Avant d’évoquer le cinéma rwandais, quel est votre rapport, Monsieur l’Ambassadeur, au 7e art ?

Tout jeune, le cinéma était pour moi LA sortie en famille. Si je dois vous parler de mes films de chevet, je citerai plus spontanément des films américains : Invictus de Clint Eastwood avec Morgan Freeman ; Malcolm X de Spike Lee avec Denzel Washington ; ou encore Ray de Taylor Hackford et l’interprétation sidérante de Jamie Foxx en Ray Charles. Durant mon enfance, j’étais un grand fan de films comiques français, notamment ceux de Louis de Funès qui me faisaient hurler de rire. Le film français qui sort du lot selon moi et que je ne me lasserai jamais de regarder c’est Le Dîner de cons de Francis Veber. L’art de la comédie à son apogée.

Que représente à vos yeux le coup de projecteur sur le cinéma rwandais proposé par le Festival du film francophone d’Angoulême cette année ?

On ne remerciera jamais assez Marie-France Brière et Dominique Besnehard pour cette invitation et cette lumière sur cette jeune cinématographie qui est la nôtre. Le jour de l’ouverture, ce mardi 23 août, le drapeau rwandais sera hissé sur l’Hôtel de Ville d’Angoulême. C’est un symbole fort et un encouragement pour nous. Vous savez, nos premiers films de fiction datent de 2001, c’était il y a un peu plus de vingt ans. Vingt années pendant lesquelles plusieurs de nos compatriotes ont été récompensés dans différentes manifestations cinématographiques à travers le monde. Je pense notamment au prix d’interprétation reçu à Angoulême voilà deux ans par Isabelle Kabano – présente dans le jury présidé par André Dussollier cette année – pour Petit Pays d’Éric Barbier, d’après le merveilleux roman de Gaël Faye. En ce qui concerne les artistes qui vont venir à Angoulême, on ne présente plus l’actrice franco-rwandaise Sonia Rolland que nous sommes ravis d’avoir parmi nous. Et j’aimerais tout particulièrement rendre hommage à nos talents rwandais présents cette semaine à Angoulême, à savoir la talentueuse Éliane Umuhire, les réalisateurs et scénaristes Léo Kalinda, Philbert Aimé Mbabazi ou encore Jocelyne Ingabire Moys et Mutiganda Wa Nkunda.

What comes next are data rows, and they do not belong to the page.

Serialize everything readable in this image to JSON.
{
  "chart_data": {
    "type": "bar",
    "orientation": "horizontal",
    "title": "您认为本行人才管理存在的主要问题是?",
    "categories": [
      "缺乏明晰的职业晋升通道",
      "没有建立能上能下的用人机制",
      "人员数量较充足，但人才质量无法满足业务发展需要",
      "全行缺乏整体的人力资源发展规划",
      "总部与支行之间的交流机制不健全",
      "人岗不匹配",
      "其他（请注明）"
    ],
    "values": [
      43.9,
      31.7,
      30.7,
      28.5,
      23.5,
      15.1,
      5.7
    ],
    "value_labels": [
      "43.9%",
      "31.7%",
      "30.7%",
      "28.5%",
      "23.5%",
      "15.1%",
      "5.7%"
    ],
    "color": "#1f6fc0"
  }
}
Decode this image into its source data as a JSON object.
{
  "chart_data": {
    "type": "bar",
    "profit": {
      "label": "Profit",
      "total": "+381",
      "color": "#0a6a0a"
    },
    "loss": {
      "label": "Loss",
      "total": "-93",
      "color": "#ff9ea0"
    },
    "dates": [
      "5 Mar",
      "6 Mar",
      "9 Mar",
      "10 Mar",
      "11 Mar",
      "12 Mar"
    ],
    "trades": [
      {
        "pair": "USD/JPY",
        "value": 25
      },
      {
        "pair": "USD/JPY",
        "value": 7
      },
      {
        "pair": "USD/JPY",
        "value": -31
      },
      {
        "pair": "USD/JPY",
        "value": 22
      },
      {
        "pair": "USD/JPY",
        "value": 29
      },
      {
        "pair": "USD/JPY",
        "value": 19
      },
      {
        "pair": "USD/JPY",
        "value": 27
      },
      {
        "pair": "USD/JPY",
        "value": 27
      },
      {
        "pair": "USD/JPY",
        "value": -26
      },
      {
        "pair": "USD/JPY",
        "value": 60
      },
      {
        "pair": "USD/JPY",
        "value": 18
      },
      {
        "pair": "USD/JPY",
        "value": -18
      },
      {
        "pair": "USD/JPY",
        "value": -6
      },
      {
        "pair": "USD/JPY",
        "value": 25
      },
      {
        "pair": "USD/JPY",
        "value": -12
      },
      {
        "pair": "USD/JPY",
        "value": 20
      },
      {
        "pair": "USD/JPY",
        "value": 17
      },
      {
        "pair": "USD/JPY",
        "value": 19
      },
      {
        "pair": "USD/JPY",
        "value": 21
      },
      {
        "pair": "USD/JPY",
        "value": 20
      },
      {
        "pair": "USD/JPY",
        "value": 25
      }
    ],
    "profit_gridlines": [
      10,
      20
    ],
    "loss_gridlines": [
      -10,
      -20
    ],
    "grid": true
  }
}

Cette invitation au Festival du film francophone d’Angoulême représente à la fois une nouvelle étape pour le cinéma rwandais – l’occasion de montrer le travail accompli depuis deux décennies –, mais aussi un tremplin, une possibilité de rencontres pour nos artistes, d’échanges pour développer notre cinéma de demain et d’après-demain.


Quels films marquent le point de départ de l’histoire du cinéma rwandais selon vous ?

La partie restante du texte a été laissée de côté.